506 sayılı Kanunun 63/A bendi hükmüne göre yaşlılık aylığı almakta iken çalışmaya başlayanların yaşlılık aylıkları bu çalışma olgusuna dayalı ve onunla sınırlı olarak kesilmektedir. Ancak aynı Kanunun 63/B bendi kapsamında sigortalının istemi bulunması halinde sigortalı adına sosyal güvenlik destek primi ödenerek veya sigortalı adına tüm sigorta kollarından prim ödenmesi durumunda bunun sigortalının aylığı kesilmeden çalışma tercihini gösterdiği kabulüyle aylığı kesilmeden çalışmaya devam etmesi mümkündür.
Öte yandan; davanın yasal dayanağı 5510 sayılı Kanunun geçici 7/1’nci maddesi uyarınca uygulama alanı bulan mülga 506 sayılı Kanunun 79’uncu maddesi olup; anılan Kanunun 6’ncı maddesi gereği sigortalı olmak hak ve yükümünden kaçınılamaz ve vazgeçilemez. Sigortalı ister sosyal güvenlik destek primi, isterse tüm sigorta kollarına tabi olarak çalışsın, Kanunun öngördüğü belli bir sosyal güvenlik kuruluşu sigortalısı olması, kamu düzenine ilişkin, kişiye bağlı, vazgeçilmez ve kaçınılmaz hak ve yükümlülük doğuran bir hukuksal statü yaratır. Bu statüye Kurumun prim tahakkuk ettirmesi, sigortalının iş kazası geçirmesi veya meslek hastalığına yakalanması halinde kendisi ya da hak sahiplerine gelir bağlanması gibi çeşitli sonuçlar bağlanmıştır. Bu sonuçlar kapsamında davacının bildirim yapılmayan dönemlerdeki çalışmalarının tespitini istemekte hukuki yararının bulunduğu ve aksinin kabulü halinde yaşlılık ya da emekli aylığı alan kişilerin sigortasız çalıştırılabileceği gibi sosyal güvenlik hakkının zorunlu ve vazgeçilemez niteliğine aykırı bir sonuç çıkacağı açıktır.
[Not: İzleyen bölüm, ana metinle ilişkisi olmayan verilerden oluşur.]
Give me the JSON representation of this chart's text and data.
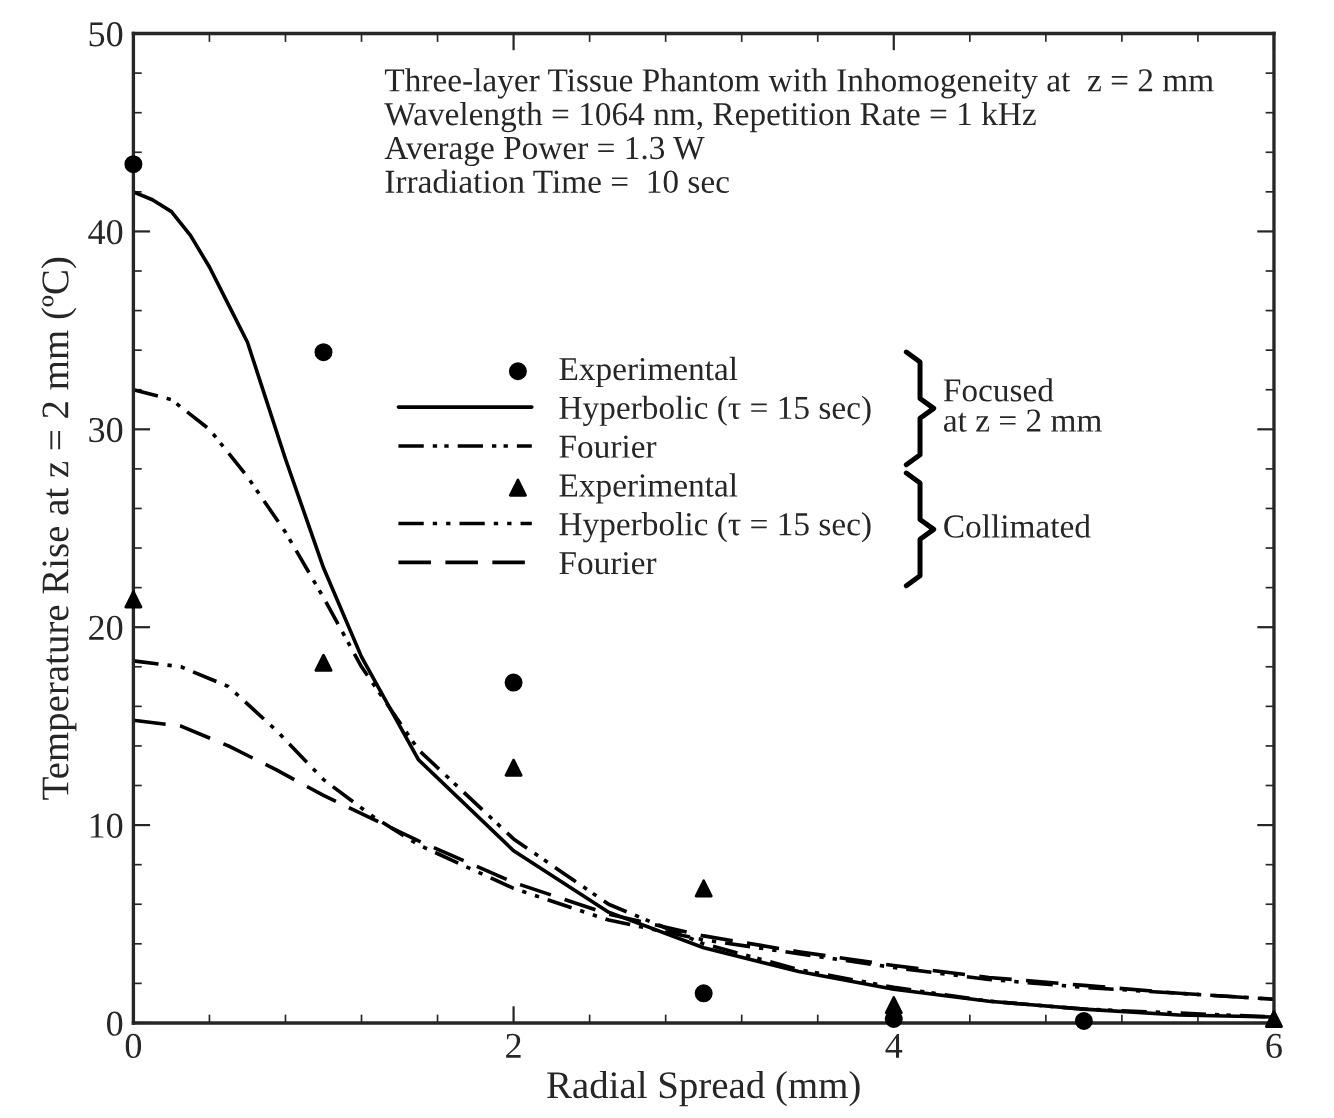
{
  "chart_data": {
    "type": "line",
    "xlabel": "Radial Spread (mm)",
    "ylabel": "Temperature Rise at z = 2 mm (ºC)",
    "xlim": [
      0,
      6
    ],
    "xticks": [
      0,
      2,
      4,
      6
    ],
    "ylim": [
      0,
      50
    ],
    "yticks": [
      0,
      10,
      20,
      30,
      40,
      50
    ],
    "grid": false,
    "legend": "center",
    "annotations": [
      "Three-layer Tissue Phantom with Inhomogeneity at  z = 2 mm\nWavelength = 1064 nm, Repetition Rate = 1 kHz\nAverage Power = 1.3 W\nIrradiation Time =  10 sec",
      "Focused\nat z = 2 mm",
      "Collimated"
    ],
    "series": [
      {
        "name": "Experimental",
        "type": "scatter",
        "marker": "circle",
        "color": "#000000",
        "x": [
          0,
          1,
          2,
          3,
          4,
          5
        ],
        "values": [
          43.4,
          33.9,
          17.2,
          1.5,
          0.2,
          0.1
        ]
      },
      {
        "name": "Hyperbolic (τ = 15 sec)",
        "type": "line",
        "line_style": "solid",
        "color": "#000000",
        "x": [
          0,
          0.1,
          0.2,
          0.3,
          0.4,
          0.5,
          0.6,
          0.8,
          1.0,
          1.2,
          1.5,
          2.0,
          2.5,
          3.0,
          3.5,
          4.0,
          4.5,
          5.0,
          5.5,
          6.0
        ],
        "values": [
          42,
          41.6,
          41,
          39.8,
          38.2,
          36.3,
          34.4,
          28.5,
          23,
          18.5,
          13.3,
          8.7,
          5.6,
          3.8,
          2.6,
          1.7,
          1.1,
          0.7,
          0.4,
          0.3
        ]
      },
      {
        "name": "Fourier",
        "type": "line",
        "line_style": "dashdotdot",
        "color": "#000000",
        "x": [
          0,
          0.2,
          0.4,
          0.6,
          0.8,
          1.0,
          1.2,
          1.5,
          2.0,
          2.5,
          3.0,
          3.5,
          4.0,
          4.5,
          5.0,
          5.5,
          6.0
        ],
        "values": [
          32,
          31.5,
          30,
          27.6,
          24.8,
          21.5,
          18,
          13.8,
          9.3,
          6.0,
          4.0,
          2.7,
          1.8,
          1.1,
          0.7,
          0.5,
          0.3
        ]
      },
      {
        "name": "Experimental",
        "type": "scatter",
        "marker": "triangle",
        "color": "#000000",
        "x": [
          0,
          1,
          2,
          3,
          4,
          6
        ],
        "values": [
          21.4,
          18.2,
          12.9,
          6.8,
          0.9,
          0.2
        ]
      },
      {
        "name": "Hyperbolic (τ = 15 sec)",
        "type": "line",
        "line_style": "dashdot",
        "color": "#000000",
        "x": [
          0,
          0.25,
          0.5,
          0.75,
          1.0,
          1.25,
          1.5,
          2.0,
          2.5,
          3.0,
          3.5,
          4.0,
          4.5,
          5.0,
          5.5,
          6.0
        ],
        "values": [
          18.3,
          18,
          17,
          14.8,
          12.3,
          10.5,
          9.0,
          6.8,
          5.2,
          4.2,
          3.5,
          2.8,
          2.2,
          1.8,
          1.5,
          1.2
        ]
      },
      {
        "name": "Fourier",
        "type": "line",
        "line_style": "dashed",
        "color": "#000000",
        "x": [
          0,
          0.25,
          0.5,
          0.75,
          1.0,
          1.5,
          2.0,
          2.5,
          3.0,
          3.5,
          4.0,
          4.5,
          5.0,
          5.5,
          6.0
        ],
        "values": [
          15.3,
          15,
          14,
          12.8,
          11.5,
          9.2,
          7.1,
          5.5,
          4.4,
          3.6,
          2.9,
          2.3,
          1.9,
          1.5,
          1.2
        ]
      }
    ]
  }
}
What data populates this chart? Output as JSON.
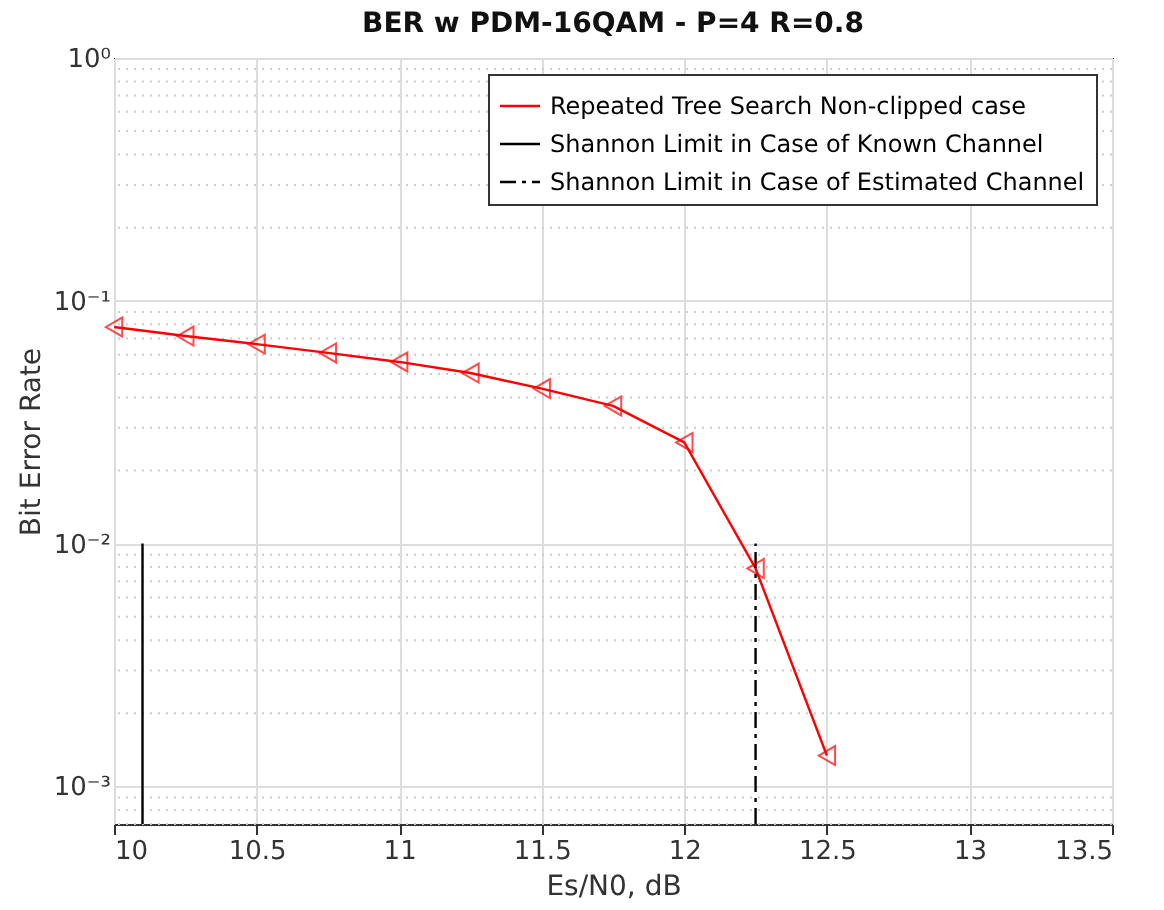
{
  "chart_data": {
    "type": "line",
    "title": "BER w PDM-16QAM - P=4 R=0.8",
    "xlabel": "Es/N0, dB",
    "ylabel": "Bit Error Rate",
    "log": "y",
    "grid": true,
    "legend": "top right",
    "xlim": [
      10,
      13.5
    ],
    "xticks": [
      10,
      10.5,
      11,
      11.5,
      12,
      12.5,
      13,
      13.5
    ],
    "ylim": [
      0.0007,
      1
    ],
    "yticks": [
      {
        "value": 0.001,
        "label": "10⁻³"
      },
      {
        "value": 0.01,
        "label": "10⁻²"
      },
      {
        "value": 0.1,
        "label": "10⁻¹"
      },
      {
        "value": 1,
        "label": "10⁰"
      }
    ],
    "series": [
      {
        "name": "Repeated Tree Search Non-clipped case",
        "color": "#ff0000",
        "marker": "triangle",
        "line_style": "solid",
        "x": [
          10,
          10.25,
          10.5,
          10.75,
          11,
          11.25,
          11.5,
          11.75,
          12,
          12.25,
          12.5
        ],
        "values": [
          0.078,
          0.0716,
          0.0663,
          0.061,
          0.056,
          0.0504,
          0.0435,
          0.0369,
          0.0261,
          0.0079,
          0.00134
        ]
      },
      {
        "name": "Shannon Limit in Case of Known Channel",
        "color": "#000000",
        "marker": "none",
        "line_style": "solid",
        "x": [
          10.1,
          10.1
        ],
        "values": [
          0.0007,
          0.01
        ]
      },
      {
        "name": "Shannon Limit in Case of Estimated Channel",
        "color": "#000000",
        "marker": "none",
        "line_style": "dashed",
        "x": [
          12.25,
          12.25
        ],
        "values": [
          0.0007,
          0.01
        ]
      }
    ]
  }
}
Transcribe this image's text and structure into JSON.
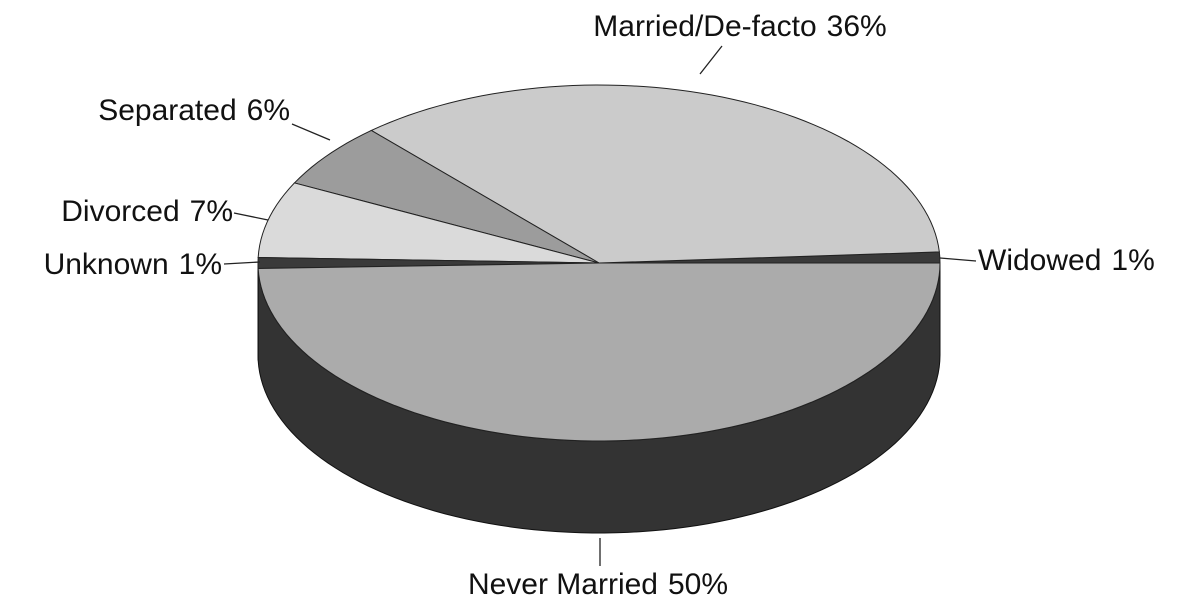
{
  "chart_data": {
    "type": "pie3d",
    "categories": [
      "Widowed",
      "Married/De-facto",
      "Separated",
      "Divorced",
      "Unknown",
      "Never Married"
    ],
    "values": [
      1,
      36,
      6,
      7,
      1,
      50
    ],
    "value_labels": [
      "1%",
      "36%",
      "6%",
      "7%",
      "1%",
      "50%"
    ],
    "colors": [
      "#3a3a3a",
      "#cbcbcb",
      "#9c9c9c",
      "#dadada",
      "#3a3a3a",
      "#ababab"
    ]
  }
}
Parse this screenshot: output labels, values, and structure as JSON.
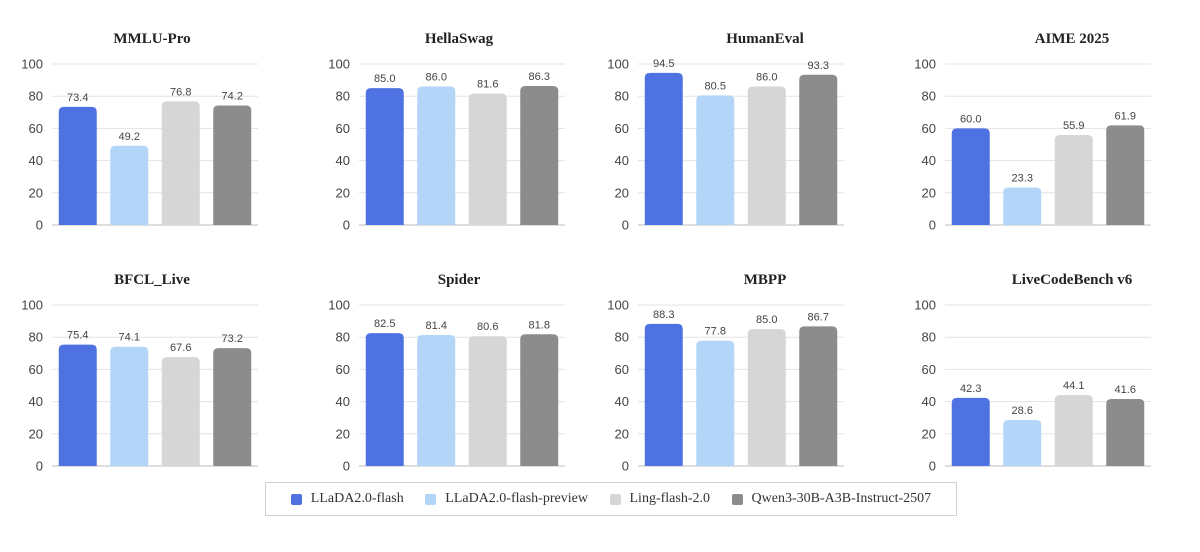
{
  "colors": [
    "#4f72e3",
    "#b3d5f7",
    "#d6d6d6",
    "#8c8c8c"
  ],
  "legend": [
    "LLaDA2.0-flash",
    "LLaDA2.0-flash-preview",
    "Ling-flash-2.0",
    "Qwen3-30B-A3B-Instruct-2507"
  ],
  "chart_data": [
    {
      "type": "bar",
      "title": "MMLU-Pro",
      "categories": [
        "LLaDA2.0-flash",
        "LLaDA2.0-flash-preview",
        "Ling-flash-2.0",
        "Qwen3-30B-A3B-Instruct-2507"
      ],
      "values": [
        73.4,
        49.2,
        76.8,
        74.2
      ],
      "labels": [
        "73.4",
        "49.2",
        "76.8",
        "74.2"
      ],
      "ylim": [
        0,
        100
      ],
      "yticks": [
        "0",
        "20",
        "40",
        "60",
        "80",
        "100"
      ]
    },
    {
      "type": "bar",
      "title": "HellaSwag",
      "categories": [
        "LLaDA2.0-flash",
        "LLaDA2.0-flash-preview",
        "Ling-flash-2.0",
        "Qwen3-30B-A3B-Instruct-2507"
      ],
      "values": [
        85.0,
        86.0,
        81.6,
        86.3
      ],
      "labels": [
        "85.0",
        "86.0",
        "81.6",
        "86.3"
      ],
      "ylim": [
        0,
        100
      ],
      "yticks": [
        "0",
        "20",
        "40",
        "60",
        "80",
        "100"
      ]
    },
    {
      "type": "bar",
      "title": "HumanEval",
      "categories": [
        "LLaDA2.0-flash",
        "LLaDA2.0-flash-preview",
        "Ling-flash-2.0",
        "Qwen3-30B-A3B-Instruct-2507"
      ],
      "values": [
        94.5,
        80.5,
        86.0,
        93.3
      ],
      "labels": [
        "94.5",
        "80.5",
        "86.0",
        "93.3"
      ],
      "ylim": [
        0,
        100
      ],
      "yticks": [
        "0",
        "20",
        "40",
        "60",
        "80",
        "100"
      ]
    },
    {
      "type": "bar",
      "title": "AIME 2025",
      "categories": [
        "LLaDA2.0-flash",
        "LLaDA2.0-flash-preview",
        "Ling-flash-2.0",
        "Qwen3-30B-A3B-Instruct-2507"
      ],
      "values": [
        60.0,
        23.3,
        55.9,
        61.9
      ],
      "labels": [
        "60.0",
        "23.3",
        "55.9",
        "61.9"
      ],
      "ylim": [
        0,
        100
      ],
      "yticks": [
        "0",
        "20",
        "40",
        "60",
        "80",
        "100"
      ]
    },
    {
      "type": "bar",
      "title": "BFCL_Live",
      "categories": [
        "LLaDA2.0-flash",
        "LLaDA2.0-flash-preview",
        "Ling-flash-2.0",
        "Qwen3-30B-A3B-Instruct-2507"
      ],
      "values": [
        75.4,
        74.1,
        67.6,
        73.2
      ],
      "labels": [
        "75.4",
        "74.1",
        "67.6",
        "73.2"
      ],
      "ylim": [
        0,
        100
      ],
      "yticks": [
        "0",
        "20",
        "40",
        "60",
        "80",
        "100"
      ]
    },
    {
      "type": "bar",
      "title": "Spider",
      "categories": [
        "LLaDA2.0-flash",
        "LLaDA2.0-flash-preview",
        "Ling-flash-2.0",
        "Qwen3-30B-A3B-Instruct-2507"
      ],
      "values": [
        82.5,
        81.4,
        80.6,
        81.8
      ],
      "labels": [
        "82.5",
        "81.4",
        "80.6",
        "81.8"
      ],
      "ylim": [
        0,
        100
      ],
      "yticks": [
        "0",
        "20",
        "40",
        "60",
        "80",
        "100"
      ]
    },
    {
      "type": "bar",
      "title": "MBPP",
      "categories": [
        "LLaDA2.0-flash",
        "LLaDA2.0-flash-preview",
        "Ling-flash-2.0",
        "Qwen3-30B-A3B-Instruct-2507"
      ],
      "values": [
        88.3,
        77.8,
        85.0,
        86.7
      ],
      "labels": [
        "88.3",
        "77.8",
        "85.0",
        "86.7"
      ],
      "ylim": [
        0,
        100
      ],
      "yticks": [
        "0",
        "20",
        "40",
        "60",
        "80",
        "100"
      ]
    },
    {
      "type": "bar",
      "title": "LiveCodeBench v6",
      "categories": [
        "LLaDA2.0-flash",
        "LLaDA2.0-flash-preview",
        "Ling-flash-2.0",
        "Qwen3-30B-A3B-Instruct-2507"
      ],
      "values": [
        42.3,
        28.6,
        44.1,
        41.6
      ],
      "labels": [
        "42.3",
        "28.6",
        "44.1",
        "41.6"
      ],
      "ylim": [
        0,
        100
      ],
      "yticks": [
        "0",
        "20",
        "40",
        "60",
        "80",
        "100"
      ]
    }
  ]
}
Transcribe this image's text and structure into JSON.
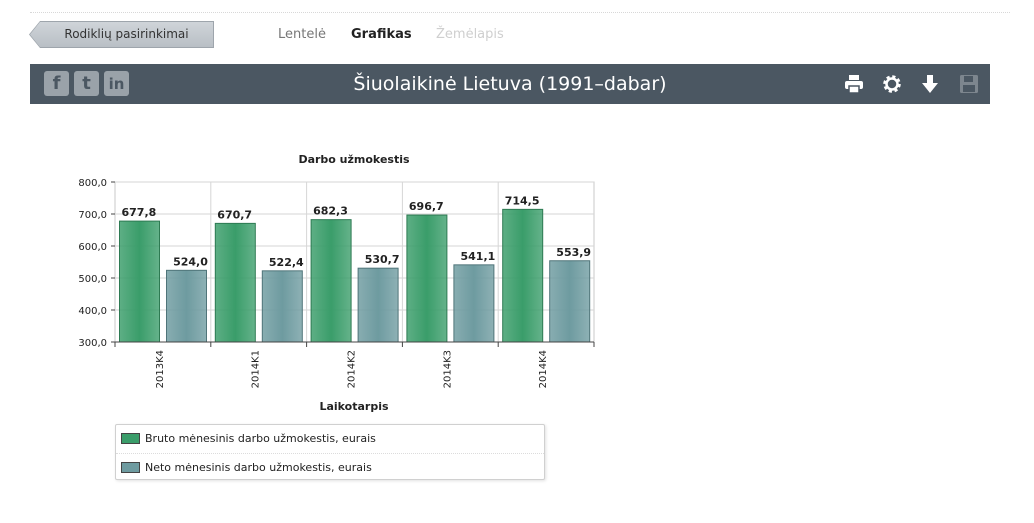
{
  "nav": {
    "back_label": "Rodiklių pasirinkimai",
    "tabs": [
      {
        "label": "Lentelė",
        "state": "inactive"
      },
      {
        "label": "Grafikas",
        "state": "active"
      },
      {
        "label": "Žemėlapis",
        "state": "disabled"
      }
    ]
  },
  "titlebar": {
    "title": "Šiuolaikinė Lietuva (1991–dabar)",
    "social": [
      {
        "icon": "facebook-icon",
        "glyph": "f"
      },
      {
        "icon": "twitter-icon",
        "glyph": "t"
      },
      {
        "icon": "linkedin-icon",
        "glyph": "in"
      }
    ],
    "tools": [
      "print-icon",
      "settings-gear-icon",
      "download-icon",
      "save-disk-icon"
    ]
  },
  "colors": {
    "titlebar_bg": "#4b5762",
    "series_bruto": "#3a9d6a",
    "series_neto": "#6e9ba0",
    "disabled_tab": "#cfcfcf"
  },
  "chart_data": {
    "type": "bar",
    "title": "Darbo užmokestis",
    "xlabel": "Laikotarpis",
    "ylabel": "",
    "categories": [
      "2013K4",
      "2014K1",
      "2014K2",
      "2014K3",
      "2014K4"
    ],
    "series": [
      {
        "name": "Bruto mėnesinis darbo užmokestis, eurais",
        "values": [
          677.8,
          670.7,
          682.3,
          696.7,
          714.5
        ],
        "labels": [
          "677,8",
          "670,7",
          "682,3",
          "696,7",
          "714,5"
        ]
      },
      {
        "name": "Neto mėnesinis darbo užmokestis, eurais",
        "values": [
          524.0,
          522.4,
          530.7,
          541.1,
          553.9
        ],
        "labels": [
          "524,0",
          "522,4",
          "530,7",
          "541,1",
          "553,9"
        ]
      }
    ],
    "ylim": [
      300,
      800
    ],
    "yticks": [
      300,
      400,
      500,
      600,
      700,
      800
    ],
    "ytick_labels": [
      "300,0",
      "400,0",
      "500,0",
      "600,0",
      "700,0",
      "800,0"
    ],
    "grid": true,
    "legend_position": "bottom-left"
  }
}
Mahkemece, işin esasına girilerek; işverenin kim olduğu yönü açıklıkla ortaya konulmalı, dava konusu dönemde okulda çalışan kadrolu veya sözleşmeli müdür, müdür yardımcısı, öğretmen ve diğer çalışanların beyanlarına başvurulmalı, davacının kayıtlarda görünmeyen çalışmalarının hangi nedenlerle kayıtlara geçmediği ya da bildirim dışı kaldığı hususu, çalışmanın varlığı, sürekliliği ve süresi yöntemince araştırılmalı ve toplanan tüm kanıtlar yeniden değerlendirildikten sonra elde edilecek sonuca göre bir karar verilmelidir.
O hâlde, davacı vekilinin, bu yönleri amaçlayan temyiz itirazları kabul edilmeli ve hüküm bozulmalıdır.
S O N U Ç : Temyiz edilen hükmün yukarıda açıklanan nedenlerle BOZULMASINA, alınan temyiz harcının istek halinde davacıya iadesine, 23.10.2014 gününde oybirliğiyle karar verildi.